US stocks rise following better-than-expected jobs report

US stocks ended higher after data showed the economy added 4.8 million jobs in June.

On Thursday, the Dow Jones Industrial Average advanced 92.39 points, or 0.36 per cent, to 25,827.36. The S&P 500 rose 14.15 points, or 0.45 per cent, to 3,130.01. The Nasdaq Composite Index was up 53.00 points, or 0.52 per cent, to 10,207.63, Xinhua news agency reported.

Nine of the 11 primary S&P 500 sectors closed higher, with materials and energy up 1.85 per cent and 1.13 per cent, respectively, leading the gainers. Real estate and communication services, however, struggled.

Total nonfarm payroll employment in the United States rose by 4.8 million in June, the US Bureau of Labor Statistics reported Thursday, beating market consensus. The unemployment rate declined to 11.1 per cent from 13.3 per cent in May. Economists were expecting a rate of 12.4 per cent, according to Dow Jones.
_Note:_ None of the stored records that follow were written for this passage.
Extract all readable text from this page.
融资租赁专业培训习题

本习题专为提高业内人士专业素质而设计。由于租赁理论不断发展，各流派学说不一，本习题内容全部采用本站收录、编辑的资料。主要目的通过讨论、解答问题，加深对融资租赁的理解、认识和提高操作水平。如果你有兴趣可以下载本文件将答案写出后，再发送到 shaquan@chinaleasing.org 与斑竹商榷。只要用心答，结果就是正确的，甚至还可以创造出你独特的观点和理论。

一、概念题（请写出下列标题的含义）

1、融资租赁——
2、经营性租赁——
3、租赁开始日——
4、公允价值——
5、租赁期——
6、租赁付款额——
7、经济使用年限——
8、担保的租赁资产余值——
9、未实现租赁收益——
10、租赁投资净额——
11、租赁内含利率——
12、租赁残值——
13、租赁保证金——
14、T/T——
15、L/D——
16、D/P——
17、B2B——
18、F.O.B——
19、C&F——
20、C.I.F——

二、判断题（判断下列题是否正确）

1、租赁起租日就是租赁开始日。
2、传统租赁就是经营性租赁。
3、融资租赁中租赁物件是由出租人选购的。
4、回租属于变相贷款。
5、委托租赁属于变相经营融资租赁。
“These improvements in the labor market reflected the continued resumption of economic activity that had been curtailed in March and April due to the coronavirus (COVID-19) pandemic and efforts to contain it,” said the bureau in a statement.

Meanwhile, US initial jobless claims registered 1.427 million in the week ending June 27, the Department of Labor said in a separate report released on Thursday. Economists polled by MarketWatch had forecast 1.4 million new claims.

Investors continued to focus on the rising coronavirus cases across the country.

More than 2.7 million confirmed COVID-19 cases have been reported in the United States, with over 128,000 deaths, as of Thursday afternoon, according to the Center for Systems Science and Engineering at Johns Hopkins University.

US markets will close on Friday for the Independence Day holiday.